Тяжко вздыхает Максим и молчит. Разве он знает, что будет?
Так упало черное горе на Байгород, на зеленый и веселый Байгород, который стоял при большом казацком тракте и на всю Украину славился своими смелыми парубками, красунями-дивчатами, медом, рыбой, песней. В панском палаце уже хозяйничали слуги Корецкого. Бегали пахолки <Пахолок – слуга (польск.).>, проветривали залы. Нагнали из села баб, приказали все вымыть чисто, побелить, чтоб и духу хлопского не было. Вокруг маетка ходили взад и вперед немцы в панцырях, с мушкетами в руках и зло покрикивали на проходивших мимо селян.
Ожидали приезда самого пана Корецкого. Тот, посылая управителя Прушинского, приказал:
– Треклятых хлопов не миловать, три шкуры с них спусти, а все долги мне собери. Даю тебе сто немцев. Чтобы все добро было возвращено. Хлещи их нагайками, сажай на кол. Довольно! Погуляли! Недолог час, и Хмельницкого к рукам приберем, дай срок.
Пан Корецкий гостил во Львове у своего приятеля – пана Замойского. А тем временем управитель Прушинский распоряжался в Байгороде. Жолнеры согнали на панский двор всю скотину, которая была в селе, забрали все ульи, все зерно заставили в мешках перенести в панскую комору. Старого Мирощука за поносное слово про пана Корецкого избили палками. Сто палок дали старому. Он уже мертвый был, а жолнеры все били его. Дьячок Хорлепа ударил жолнера, который потащил в фольварок его женку, – посадили дьячка на кол. Плетями и пиками погнали в маеток на работу сто душ.
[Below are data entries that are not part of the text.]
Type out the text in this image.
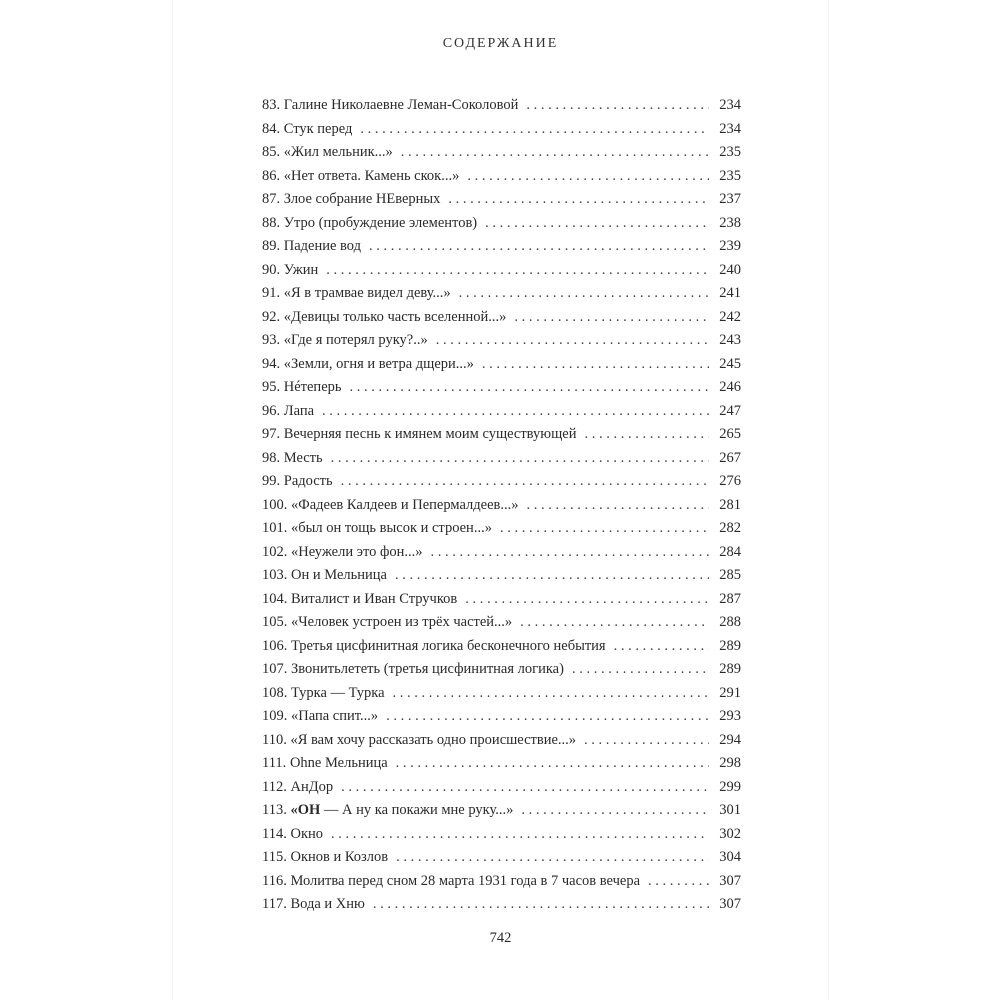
СОДЕРЖАНИЕ
83. Галине Николаевне Леман-Соколовой . . .	234
84. Стук перед . . .	234
85. «Жил мельник...» . . .	235
86. «Нет ответа. Камень скок...» . . .	235
87. Злое собрание НЕверных . . .	237
88. Утро (пробуждение элементов) . . .	238
89. Падение вод . . .	239
90. Ужин . . .	240
91. «Я в трамвае видел деву...» . . .	241
92. «Девицы только часть вселенной...» . . .	242
93. «Где я потерял руку?..» . . .	243
94. «Земли, огня и ветра дщери...» . . .	245
95. Нéтеперь . . .	246
96. Лапа . . .	247
97. Вечерняя песнь к имянем моим существующей . . .	265
98. Месть . . .	267
99. Радость . . .	276
100. «Фадеев Калдеев и Пепермалдеев...» . . .	281
101. «был он тощь высок и строен...» . . .	282
102. «Неужели это фон...» . . .	284
103. Он и Мельница . . .	285
104. Виталист и Иван Стручков . . .	287
105. «Человек устроен из трёх частей...» . . .	288
106. Третья цисфинитная логика бесконечного небытия . . .	289
107. Звонитьлететь (третья цисфинитная логика) . . .	289
108. Турка — Турка . . .	291
109. «Папа спит...» . . .	293
110. «Я вам хочу рассказать одно происшествие...» . . .	294
111. Ohne Мельница . . .	298
112. АнДор . . .	299
113. «ОН — А ну ка покажи мне руку...» . . .	301
114. Окно . . .	302
115. Окнов и Козлов . . .	304
116. Молитва перед сном 28 марта 1931 года в 7 часов вечера . . .	307
117. Вода и Хню . . .	307
742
– Минуло своевольство ваше, хлопы, – приговаривал управитель Прушинский, – побунтовали – и будет.
Стоял посреди двора, широко расставив ноги, сложив за спиной руки, надувал щеки. В глазах его сверкала ненависть ко всем этим мужикам и бабам, которые медленно, под присмотром немецких солдат, работали на панском дворе. Будь его воля, он бы всех их посадил на кол. Не будет из них добрых хлопов пану Корецкому. Э, не будет! Отравил их Хмель проклятый.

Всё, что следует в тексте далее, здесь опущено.